The impossibility of publishing the first blog entry.

Q. How do you ship stuff consistently that you are proud of?
A. [By Seth Godin] By shipping stuff consistently that you are not proud of.

It is this answer that has brought me here today. It is this answer that is forcing me to publish this blog today.

Am I ready? Of course not.

Do I feel good about this? Obviously not.

But as Seth said in the same talk: I don’t ship because it is ready, I ship because it is Tuesday.

So, I am intent on publishing this today. Why am I doing this? Why do I need to do this? One, because I feel like shit when I don’t. I have been delaying this for so long now, that I can’t even look at myself and say that I’ll publish. I already have some ten entries written down which I have never published. It’s crazy.

Seth talks consistently about shipping. Nothing matters unless it is in a Fedex box on the way to the customer. Clicking the ‘Publish’ button on this blog is what shipping comes down to for me.

Shipping is the end game. But, it is scary as hell to do this. It is tough. I don’t think there is anything scarier than shipping, especially for a creative [I consider myself one, despite all the imposter syndrome that Resistance creates inside me].

Today, I want to talk to you about why shipping is so difficult to do this. Especially, the first time.

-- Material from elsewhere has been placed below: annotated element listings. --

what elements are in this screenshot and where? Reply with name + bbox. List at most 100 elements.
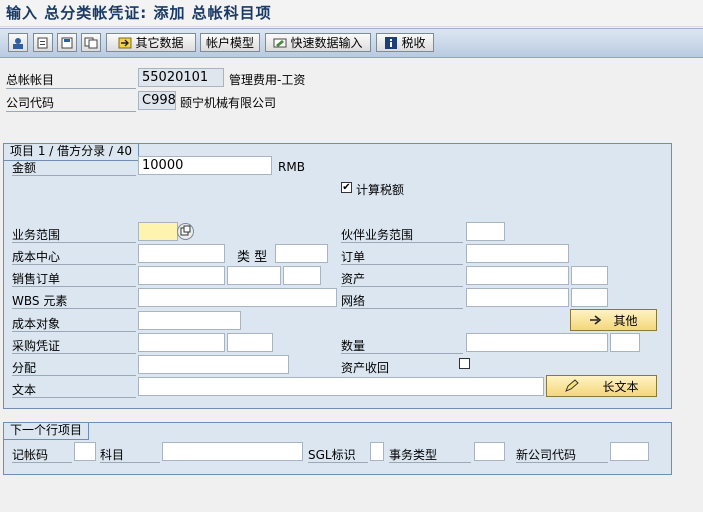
partner-ba-label: 伙伴业务范围 xyxy=(341,228,414,242)
fast-entry-label: 快速数据输入 xyxy=(290,36,363,50)
gl-account-description: 管理费用-工资 xyxy=(229,73,306,87)
text-underline xyxy=(12,397,136,398)
purchasing-doc-label: 采购凭证 xyxy=(12,339,61,353)
sales-order-label: 销售订单 xyxy=(12,272,61,286)
copy-button[interactable] xyxy=(81,33,101,52)
sgl-indicator-underline xyxy=(308,462,368,463)
type-input[interactable] xyxy=(275,244,328,263)
transaction-type-input[interactable] xyxy=(474,442,505,461)
fast-entry-button[interactable]: 快速数据输入 xyxy=(265,33,371,52)
transaction-type-underline xyxy=(389,462,471,463)
company-code-field[interactable]: C998 xyxy=(138,91,176,110)
account-label: 科目 xyxy=(100,448,125,462)
tax-label: 税收 xyxy=(401,36,426,50)
arrow-right-icon xyxy=(590,315,602,325)
quantity-label: 数量 xyxy=(341,339,366,353)
cost-center-label: 成本中心 xyxy=(12,250,61,264)
wbs-underline xyxy=(12,308,136,309)
network-underline xyxy=(341,308,463,309)
gl-account-field[interactable]: 55020101 xyxy=(138,68,224,87)
calc-tax-label: 计算税额 xyxy=(356,183,405,197)
assignment-label: 分配 xyxy=(12,361,37,375)
document-edit-button[interactable] xyxy=(33,33,53,52)
more-button[interactable]: 其他 xyxy=(570,309,657,331)
wbs-input[interactable] xyxy=(138,288,337,307)
value-help-icon xyxy=(180,225,191,236)
text-input[interactable] xyxy=(138,377,544,396)
amount-underline xyxy=(12,175,136,176)
info-icon xyxy=(385,36,398,49)
document-save-button[interactable] xyxy=(57,33,77,52)
gl-account-underline xyxy=(6,88,136,89)
network-activity-input[interactable] xyxy=(571,288,608,307)
sales-order-input[interactable] xyxy=(138,266,225,285)
sales-order-underline xyxy=(12,286,136,287)
tax-button[interactable]: 税收 xyxy=(376,33,434,52)
other-data-label: 其它数据 xyxy=(135,36,184,50)
asset-subnumber-input[interactable] xyxy=(571,266,608,285)
document-save-icon xyxy=(61,37,73,48)
value-help-button[interactable] xyxy=(177,223,194,240)
new-company-code-label: 新公司代码 xyxy=(516,448,577,462)
amount-label: 金额 xyxy=(12,161,37,175)
transaction-type-label: 事务类型 xyxy=(389,448,438,462)
partner-ba-input[interactable] xyxy=(466,222,505,241)
new-company-code-input[interactable] xyxy=(610,442,649,461)
calc-tax-checkbox[interactable]: ✔ xyxy=(341,182,352,193)
purchasing-doc-input[interactable] xyxy=(138,333,225,352)
amount-input[interactable]: 10000 xyxy=(138,156,272,175)
company-code-description: 颐宁机械有限公司 xyxy=(180,96,277,110)
account-model-button[interactable]: 帐户模型 xyxy=(200,33,260,52)
fast-entry-icon xyxy=(273,38,287,47)
network-label: 网络 xyxy=(341,294,366,308)
more-label: 其他 xyxy=(613,313,638,328)
sgl-indicator-input[interactable] xyxy=(370,442,384,461)
window-title-bar: 输入 总分类帐凭证: 添加 总帐科目项 xyxy=(0,0,703,27)
gl-account-label: 总帐帐目 xyxy=(6,73,55,87)
posting-key-underline xyxy=(12,462,72,463)
long-text-button[interactable]: 长文本 xyxy=(546,375,657,397)
assignment-underline xyxy=(12,375,136,376)
asset-retirement-label: 资产收回 xyxy=(341,361,390,375)
business-area-underline xyxy=(12,242,136,243)
arrow-right-icon xyxy=(118,37,132,48)
network-input[interactable] xyxy=(466,288,569,307)
partner-ba-underline xyxy=(341,242,463,243)
text-label: 文本 xyxy=(12,383,37,397)
unit-input[interactable] xyxy=(610,333,640,352)
purchasing-doc-underline xyxy=(12,353,136,354)
asset-retirement-checkbox[interactable] xyxy=(459,358,470,369)
business-area-label: 业务范围 xyxy=(12,228,61,242)
posting-key-input[interactable] xyxy=(74,442,96,461)
purchasing-item-input[interactable] xyxy=(227,333,273,352)
currency-label: RMB xyxy=(278,160,305,174)
type-label: 类 型 xyxy=(237,250,268,265)
page-title: 输入 总分类帐凭证: 添加 总帐科目项 xyxy=(6,4,272,22)
cost-center-underline xyxy=(12,264,136,265)
cost-object-input[interactable] xyxy=(138,311,241,330)
asset-label: 资产 xyxy=(341,272,366,286)
quantity-input[interactable] xyxy=(466,333,608,352)
next-item-group-title: 下一个行项目 xyxy=(3,422,90,440)
person-icon xyxy=(13,37,23,49)
posting-key-label: 记帐码 xyxy=(12,448,49,462)
order-underline xyxy=(341,264,463,265)
sales-order-schedule-input[interactable] xyxy=(283,266,321,285)
sales-order-item-input[interactable] xyxy=(227,266,281,285)
sgl-indicator-label: SGL标识 xyxy=(308,448,356,462)
other-data-button[interactable]: 其它数据 xyxy=(106,33,196,52)
quantity-underline xyxy=(341,353,463,354)
asset-input[interactable] xyxy=(466,266,569,285)
cost-object-label: 成本对象 xyxy=(12,317,61,331)
account-model-label: 帐户模型 xyxy=(205,36,254,50)
copy-icon xyxy=(84,37,98,48)
cost-center-input[interactable] xyxy=(138,244,225,263)
business-area-input[interactable] xyxy=(138,222,178,241)
assignment-input[interactable] xyxy=(138,355,289,374)
new-company-code-underline xyxy=(516,462,608,463)
company-code-label: 公司代码 xyxy=(6,96,55,110)
person-icon-button[interactable] xyxy=(8,33,28,52)
order-input[interactable] xyxy=(466,244,569,263)
pencil-icon xyxy=(565,379,580,392)
account-input[interactable] xyxy=(162,442,303,461)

Shipping is when Resistance is at its most horrendous. Because once I publish, I am a publisher. I am a writer. I am no longer an aspiring writer. There is no going back. But if Resistance can convince me to delay pressing this button, then the status quo would remain. Then I will still be an aspiring writer and an aspiring freelancer.

It’s easier to put this off for later than to publish it. If I put it off, nothing bad happens; apparently. And that is the key. Nothing bad happens if I don’t send them out.

The other side of the puzzle is what would happen if I do send it out. There might be the dejection of having no one read your article at all. This worse than not sending the mail in the first place. The first one, you can blame yourself and kick yourself. In the second one, you feel rejected. Big difference.

Then you are afraid that people might comment negatively on what you put out or might unsubscribe from your list. Again, the feeling of rejection.

But there is something that you are even more afraid of. And that is the fact that you may actually be read and be appreciated and be asked to write more. The fear of success. This is a difficult concept to understand. If you understand Resistance and self-sabotage, and the excessive need of the mind to maintain the status quo stasis, then you may get a hint.

What’s the trick then? How do you actually publish?

The motivation to changing the status quo seldom comes from ‘shoulds’. It comes from urgency and the fear of missing out.

So, as I press publish here, I hope that you can ship your stuff. I would be delighted to experience it.